Likewise, Division can be thought of as Multiple Subtraction, which is really just Multiple Addition of Negative numbers (as shown above). An example maybe needed, say you have 15 of something and need to give an equal number of the thing to 3 people (think of Pirates splitting up gold). Well, you need to give 1 of the thing to each person a number of times until you run out of them, meaning at the end you have give 5 of the thing to each of the 3 people (15 = 1 + 1 + 1 + 1 + 1 + 1 + 1 + 1 + 1 + 1 + 1 + 1 + 1 + 1 + 1 = 3 + 3 + 3 + 3 + 3). In another way, you have 15 of something and Subtract 3 from the 15 until you have 0 left (15 - 3 - 3 - 3 - 3 - 3 = 0, or 3 + 3 + 3 + 3 + 3 = 15). Or you have 15 of something and Add Negative 3 to the 15 until you have 0 left (15 + -3 + -3 + -3 + -3 + -3 = 0). All of these ways of thinking give the same result, 5 sets of 3. That is what Division really is, finding how many equal sets (if you are working with whole numbers) can be made out of a number.

In more symbolic form:
x / y = z + ... + z
where z is a number from the same set as x and y and ... represent y number of + z (again I know the symbolic z + ... + z does not really look good for 0 or 1, but I am trying to not introduce any new functions)

So what about Dividing by 0? Well as we know Dividing by 0 is undefined and here is why. Say you have 15 of something and need to split it equal among 0 groups what are you really doing? You are saying that you can take 0 groups of something and Add them up to be 15 of something.
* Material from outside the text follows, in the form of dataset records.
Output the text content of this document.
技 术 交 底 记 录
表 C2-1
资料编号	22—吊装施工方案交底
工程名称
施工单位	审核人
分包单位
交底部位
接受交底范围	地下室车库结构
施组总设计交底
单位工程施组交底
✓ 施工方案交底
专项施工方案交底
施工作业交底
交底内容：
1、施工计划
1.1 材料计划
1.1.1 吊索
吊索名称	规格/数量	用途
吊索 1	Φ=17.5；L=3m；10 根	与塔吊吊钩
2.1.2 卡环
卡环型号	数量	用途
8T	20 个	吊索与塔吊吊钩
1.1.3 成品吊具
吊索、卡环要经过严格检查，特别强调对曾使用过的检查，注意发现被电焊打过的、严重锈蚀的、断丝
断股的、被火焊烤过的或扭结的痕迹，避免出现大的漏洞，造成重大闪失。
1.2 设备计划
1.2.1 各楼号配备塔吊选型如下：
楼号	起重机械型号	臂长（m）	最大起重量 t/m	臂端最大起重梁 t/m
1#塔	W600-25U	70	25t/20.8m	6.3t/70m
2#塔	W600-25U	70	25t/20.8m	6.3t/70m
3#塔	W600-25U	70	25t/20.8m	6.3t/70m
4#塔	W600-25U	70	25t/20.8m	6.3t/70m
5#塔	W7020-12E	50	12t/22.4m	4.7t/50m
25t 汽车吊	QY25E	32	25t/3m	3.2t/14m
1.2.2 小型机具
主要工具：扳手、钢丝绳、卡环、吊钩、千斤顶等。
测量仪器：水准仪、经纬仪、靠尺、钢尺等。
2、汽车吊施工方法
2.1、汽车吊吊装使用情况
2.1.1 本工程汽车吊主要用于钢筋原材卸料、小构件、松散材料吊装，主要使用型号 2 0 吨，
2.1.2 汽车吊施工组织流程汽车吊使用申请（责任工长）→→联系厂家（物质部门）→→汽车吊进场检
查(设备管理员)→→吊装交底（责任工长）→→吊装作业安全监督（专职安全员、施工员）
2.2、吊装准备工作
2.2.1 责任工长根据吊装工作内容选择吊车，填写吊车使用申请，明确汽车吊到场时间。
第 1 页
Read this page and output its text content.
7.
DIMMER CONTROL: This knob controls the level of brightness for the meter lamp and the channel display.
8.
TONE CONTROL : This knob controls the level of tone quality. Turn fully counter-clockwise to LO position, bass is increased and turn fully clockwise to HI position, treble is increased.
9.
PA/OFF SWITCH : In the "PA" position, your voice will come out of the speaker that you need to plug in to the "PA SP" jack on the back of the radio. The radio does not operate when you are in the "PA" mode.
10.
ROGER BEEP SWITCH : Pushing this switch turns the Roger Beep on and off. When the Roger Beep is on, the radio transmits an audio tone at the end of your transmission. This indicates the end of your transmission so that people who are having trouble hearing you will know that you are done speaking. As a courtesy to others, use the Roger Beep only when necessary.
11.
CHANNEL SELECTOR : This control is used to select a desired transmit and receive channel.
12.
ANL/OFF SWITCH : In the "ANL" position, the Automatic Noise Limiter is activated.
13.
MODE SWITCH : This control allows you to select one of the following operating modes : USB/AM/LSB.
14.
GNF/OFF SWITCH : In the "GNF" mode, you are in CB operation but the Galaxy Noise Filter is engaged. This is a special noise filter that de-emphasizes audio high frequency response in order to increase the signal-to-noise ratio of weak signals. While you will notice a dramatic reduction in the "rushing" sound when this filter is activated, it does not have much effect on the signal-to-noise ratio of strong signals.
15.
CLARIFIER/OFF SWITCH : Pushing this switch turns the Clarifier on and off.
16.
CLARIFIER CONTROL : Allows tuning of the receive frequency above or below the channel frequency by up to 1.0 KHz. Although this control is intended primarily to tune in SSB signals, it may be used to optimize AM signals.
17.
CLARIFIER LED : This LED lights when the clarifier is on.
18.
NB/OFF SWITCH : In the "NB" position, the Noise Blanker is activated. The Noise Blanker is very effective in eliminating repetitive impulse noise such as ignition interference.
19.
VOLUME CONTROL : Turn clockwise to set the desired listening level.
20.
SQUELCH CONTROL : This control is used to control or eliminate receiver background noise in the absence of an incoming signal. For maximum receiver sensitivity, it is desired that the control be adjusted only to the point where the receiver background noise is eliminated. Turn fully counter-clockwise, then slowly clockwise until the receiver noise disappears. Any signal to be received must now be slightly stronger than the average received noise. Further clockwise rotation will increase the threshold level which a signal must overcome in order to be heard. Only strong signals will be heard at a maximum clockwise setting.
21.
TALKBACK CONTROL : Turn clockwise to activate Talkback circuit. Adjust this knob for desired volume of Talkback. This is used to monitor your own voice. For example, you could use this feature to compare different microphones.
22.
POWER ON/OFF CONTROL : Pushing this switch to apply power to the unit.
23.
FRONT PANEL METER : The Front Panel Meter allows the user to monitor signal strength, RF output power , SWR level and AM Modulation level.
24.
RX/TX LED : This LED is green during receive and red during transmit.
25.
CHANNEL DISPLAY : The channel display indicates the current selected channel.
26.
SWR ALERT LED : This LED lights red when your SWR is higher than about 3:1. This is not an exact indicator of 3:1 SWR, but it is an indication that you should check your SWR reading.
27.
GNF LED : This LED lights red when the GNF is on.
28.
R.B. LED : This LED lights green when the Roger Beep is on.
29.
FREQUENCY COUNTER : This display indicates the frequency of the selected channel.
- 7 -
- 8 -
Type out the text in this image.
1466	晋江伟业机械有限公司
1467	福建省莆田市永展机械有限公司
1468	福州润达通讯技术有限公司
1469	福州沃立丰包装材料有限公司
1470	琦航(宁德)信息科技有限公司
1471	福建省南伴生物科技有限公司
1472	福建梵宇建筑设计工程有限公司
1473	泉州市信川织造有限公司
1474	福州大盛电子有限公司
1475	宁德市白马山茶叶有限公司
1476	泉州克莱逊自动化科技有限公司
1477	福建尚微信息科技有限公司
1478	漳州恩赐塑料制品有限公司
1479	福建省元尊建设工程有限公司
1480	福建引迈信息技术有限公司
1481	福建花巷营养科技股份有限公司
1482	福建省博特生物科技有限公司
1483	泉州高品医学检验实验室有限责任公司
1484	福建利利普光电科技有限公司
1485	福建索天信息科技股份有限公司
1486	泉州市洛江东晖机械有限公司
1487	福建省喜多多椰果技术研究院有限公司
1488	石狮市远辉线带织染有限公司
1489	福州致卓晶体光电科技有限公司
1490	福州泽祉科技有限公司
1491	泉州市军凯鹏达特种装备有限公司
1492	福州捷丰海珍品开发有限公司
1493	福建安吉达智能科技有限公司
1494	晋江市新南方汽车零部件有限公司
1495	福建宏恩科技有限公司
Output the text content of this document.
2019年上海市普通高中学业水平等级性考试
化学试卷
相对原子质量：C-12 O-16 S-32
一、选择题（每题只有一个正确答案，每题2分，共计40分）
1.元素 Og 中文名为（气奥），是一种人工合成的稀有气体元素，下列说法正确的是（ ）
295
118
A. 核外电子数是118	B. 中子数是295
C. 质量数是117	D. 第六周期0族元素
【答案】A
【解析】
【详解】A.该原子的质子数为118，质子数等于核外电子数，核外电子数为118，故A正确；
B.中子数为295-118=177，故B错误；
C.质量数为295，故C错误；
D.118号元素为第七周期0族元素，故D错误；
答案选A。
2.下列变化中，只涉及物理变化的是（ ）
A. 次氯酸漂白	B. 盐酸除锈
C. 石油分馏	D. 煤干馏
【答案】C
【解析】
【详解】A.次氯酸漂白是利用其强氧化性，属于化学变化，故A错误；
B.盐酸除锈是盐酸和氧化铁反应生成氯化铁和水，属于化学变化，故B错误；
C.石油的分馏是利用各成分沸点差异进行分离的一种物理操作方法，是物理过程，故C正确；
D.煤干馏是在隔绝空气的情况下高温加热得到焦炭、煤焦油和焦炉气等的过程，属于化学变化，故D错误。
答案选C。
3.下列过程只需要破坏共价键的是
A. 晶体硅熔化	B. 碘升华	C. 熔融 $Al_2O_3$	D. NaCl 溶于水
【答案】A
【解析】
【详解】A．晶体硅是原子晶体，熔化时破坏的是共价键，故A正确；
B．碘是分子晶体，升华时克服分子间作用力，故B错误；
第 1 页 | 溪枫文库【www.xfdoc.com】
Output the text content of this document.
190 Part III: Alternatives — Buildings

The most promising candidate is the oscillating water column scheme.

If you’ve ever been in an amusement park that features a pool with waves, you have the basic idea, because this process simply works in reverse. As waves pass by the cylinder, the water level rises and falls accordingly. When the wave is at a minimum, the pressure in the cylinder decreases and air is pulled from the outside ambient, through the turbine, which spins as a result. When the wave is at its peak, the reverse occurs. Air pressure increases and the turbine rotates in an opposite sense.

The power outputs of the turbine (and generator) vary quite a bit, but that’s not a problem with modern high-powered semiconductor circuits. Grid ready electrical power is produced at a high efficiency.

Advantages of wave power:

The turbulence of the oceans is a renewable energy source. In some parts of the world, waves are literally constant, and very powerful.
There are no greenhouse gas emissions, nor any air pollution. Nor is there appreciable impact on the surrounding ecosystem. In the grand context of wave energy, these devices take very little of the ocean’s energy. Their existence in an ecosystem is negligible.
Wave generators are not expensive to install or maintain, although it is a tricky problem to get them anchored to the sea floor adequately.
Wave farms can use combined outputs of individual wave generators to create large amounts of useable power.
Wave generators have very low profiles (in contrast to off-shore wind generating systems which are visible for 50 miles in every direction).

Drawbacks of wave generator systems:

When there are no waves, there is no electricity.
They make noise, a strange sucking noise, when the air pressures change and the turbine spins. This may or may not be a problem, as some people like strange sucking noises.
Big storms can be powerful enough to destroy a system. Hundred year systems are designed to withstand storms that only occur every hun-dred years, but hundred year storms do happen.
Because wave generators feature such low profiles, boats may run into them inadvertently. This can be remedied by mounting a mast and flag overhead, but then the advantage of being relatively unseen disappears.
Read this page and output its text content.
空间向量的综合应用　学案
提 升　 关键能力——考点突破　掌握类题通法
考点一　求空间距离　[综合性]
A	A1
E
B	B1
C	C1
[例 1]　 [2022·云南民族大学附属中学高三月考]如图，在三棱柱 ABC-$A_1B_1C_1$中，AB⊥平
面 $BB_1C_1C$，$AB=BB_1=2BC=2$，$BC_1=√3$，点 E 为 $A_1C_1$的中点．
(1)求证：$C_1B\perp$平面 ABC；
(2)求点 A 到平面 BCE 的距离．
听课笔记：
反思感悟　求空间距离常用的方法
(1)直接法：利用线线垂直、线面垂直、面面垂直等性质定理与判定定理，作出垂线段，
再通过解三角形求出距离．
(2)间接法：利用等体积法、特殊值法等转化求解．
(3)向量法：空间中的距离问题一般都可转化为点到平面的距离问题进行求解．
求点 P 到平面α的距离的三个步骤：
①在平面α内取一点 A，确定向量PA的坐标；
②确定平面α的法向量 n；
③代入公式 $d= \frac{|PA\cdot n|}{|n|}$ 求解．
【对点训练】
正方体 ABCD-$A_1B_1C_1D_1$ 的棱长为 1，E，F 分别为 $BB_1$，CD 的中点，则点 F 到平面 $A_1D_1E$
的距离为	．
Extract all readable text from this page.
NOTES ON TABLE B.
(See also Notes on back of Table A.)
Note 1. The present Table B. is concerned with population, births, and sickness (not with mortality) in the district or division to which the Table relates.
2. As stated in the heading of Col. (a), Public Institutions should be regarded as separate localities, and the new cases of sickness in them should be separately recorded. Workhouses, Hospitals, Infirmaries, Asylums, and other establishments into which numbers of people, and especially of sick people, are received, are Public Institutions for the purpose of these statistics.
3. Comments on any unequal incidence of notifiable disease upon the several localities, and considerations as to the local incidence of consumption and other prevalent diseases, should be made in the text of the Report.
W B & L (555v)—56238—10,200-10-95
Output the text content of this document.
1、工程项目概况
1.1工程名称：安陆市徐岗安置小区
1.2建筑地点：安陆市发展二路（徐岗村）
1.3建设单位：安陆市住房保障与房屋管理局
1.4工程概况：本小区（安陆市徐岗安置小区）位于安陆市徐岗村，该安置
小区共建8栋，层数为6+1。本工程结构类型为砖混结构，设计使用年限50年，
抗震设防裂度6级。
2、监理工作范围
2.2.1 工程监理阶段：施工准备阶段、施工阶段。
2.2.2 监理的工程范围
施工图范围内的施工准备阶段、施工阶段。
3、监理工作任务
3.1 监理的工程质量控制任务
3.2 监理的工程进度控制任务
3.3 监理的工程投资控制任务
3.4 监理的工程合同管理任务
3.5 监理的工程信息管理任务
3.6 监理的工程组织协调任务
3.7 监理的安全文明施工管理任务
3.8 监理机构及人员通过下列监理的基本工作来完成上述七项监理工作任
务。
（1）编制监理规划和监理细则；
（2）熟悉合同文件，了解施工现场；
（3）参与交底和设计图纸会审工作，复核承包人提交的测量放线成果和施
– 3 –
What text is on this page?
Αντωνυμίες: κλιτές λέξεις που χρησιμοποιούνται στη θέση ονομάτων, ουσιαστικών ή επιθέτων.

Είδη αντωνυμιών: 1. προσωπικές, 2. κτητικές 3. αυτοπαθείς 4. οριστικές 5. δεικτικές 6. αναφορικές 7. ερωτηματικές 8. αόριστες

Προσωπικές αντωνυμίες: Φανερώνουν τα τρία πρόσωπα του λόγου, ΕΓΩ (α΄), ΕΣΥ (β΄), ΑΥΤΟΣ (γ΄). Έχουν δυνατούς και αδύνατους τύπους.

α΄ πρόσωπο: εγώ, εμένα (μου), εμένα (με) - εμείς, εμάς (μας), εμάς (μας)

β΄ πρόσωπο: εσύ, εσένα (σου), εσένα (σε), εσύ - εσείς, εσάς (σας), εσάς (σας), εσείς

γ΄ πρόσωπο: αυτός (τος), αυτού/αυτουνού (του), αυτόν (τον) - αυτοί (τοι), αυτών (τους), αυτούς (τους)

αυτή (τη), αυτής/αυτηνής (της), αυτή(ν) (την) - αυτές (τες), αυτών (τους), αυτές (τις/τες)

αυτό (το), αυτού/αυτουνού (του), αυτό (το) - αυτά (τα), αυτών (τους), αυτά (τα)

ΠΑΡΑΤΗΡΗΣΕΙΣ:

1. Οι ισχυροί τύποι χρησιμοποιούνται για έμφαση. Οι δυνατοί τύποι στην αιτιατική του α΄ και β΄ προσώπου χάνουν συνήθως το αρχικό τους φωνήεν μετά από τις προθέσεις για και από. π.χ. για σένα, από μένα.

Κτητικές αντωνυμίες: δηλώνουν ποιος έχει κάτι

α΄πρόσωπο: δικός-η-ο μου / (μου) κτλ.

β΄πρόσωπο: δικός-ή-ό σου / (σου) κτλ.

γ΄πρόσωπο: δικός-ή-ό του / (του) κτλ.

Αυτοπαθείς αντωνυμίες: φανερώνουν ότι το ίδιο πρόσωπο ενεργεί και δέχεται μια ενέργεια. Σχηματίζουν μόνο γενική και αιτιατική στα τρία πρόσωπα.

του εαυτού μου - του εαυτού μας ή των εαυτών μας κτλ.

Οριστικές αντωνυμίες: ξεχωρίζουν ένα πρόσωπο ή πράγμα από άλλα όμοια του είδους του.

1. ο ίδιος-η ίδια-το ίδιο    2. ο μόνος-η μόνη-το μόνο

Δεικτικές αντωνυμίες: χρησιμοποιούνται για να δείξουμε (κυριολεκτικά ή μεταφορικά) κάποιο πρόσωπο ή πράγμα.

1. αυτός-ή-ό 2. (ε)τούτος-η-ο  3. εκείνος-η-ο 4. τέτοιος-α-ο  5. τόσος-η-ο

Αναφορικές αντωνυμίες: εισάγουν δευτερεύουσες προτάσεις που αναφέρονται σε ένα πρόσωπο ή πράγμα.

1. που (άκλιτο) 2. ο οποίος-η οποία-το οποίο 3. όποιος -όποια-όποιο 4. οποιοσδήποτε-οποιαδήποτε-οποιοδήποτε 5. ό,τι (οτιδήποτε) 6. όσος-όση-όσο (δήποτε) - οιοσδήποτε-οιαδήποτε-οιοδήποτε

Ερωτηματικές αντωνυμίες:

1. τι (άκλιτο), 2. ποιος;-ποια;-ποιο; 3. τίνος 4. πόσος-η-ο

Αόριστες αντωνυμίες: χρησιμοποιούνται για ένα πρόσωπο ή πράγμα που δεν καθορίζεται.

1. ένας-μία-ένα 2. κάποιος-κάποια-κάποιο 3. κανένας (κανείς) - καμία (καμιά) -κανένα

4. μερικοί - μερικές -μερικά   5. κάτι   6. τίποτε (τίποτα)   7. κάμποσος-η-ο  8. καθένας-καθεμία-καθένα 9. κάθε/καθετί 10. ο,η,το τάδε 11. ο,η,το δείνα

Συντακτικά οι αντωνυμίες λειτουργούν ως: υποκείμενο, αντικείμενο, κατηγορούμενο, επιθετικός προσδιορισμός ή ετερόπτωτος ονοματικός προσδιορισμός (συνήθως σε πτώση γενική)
This is impossible since 0 + 0 = 0 and likewise 0 + ... + 0 = 0, where ... can be any number of + 0. Also, we all know that x * 0 = 0, since 0 Added to 0 an x number of times would still be 0 (as shown above).

What does any of this have to do with Programming? Well there are CPUs called RISC CPUs, RISC stands for Reduced Instruction Set Computer. The goal of RISC to have as few instruction as possible. On the computation side I would argue that all you need is Addition and Negation. My argument would be based on this post, as I have shown all of the mathematical operations we know can be express with just Addition and Negation operations. Thus, for computations RISC would only need the ability to Add and Negate.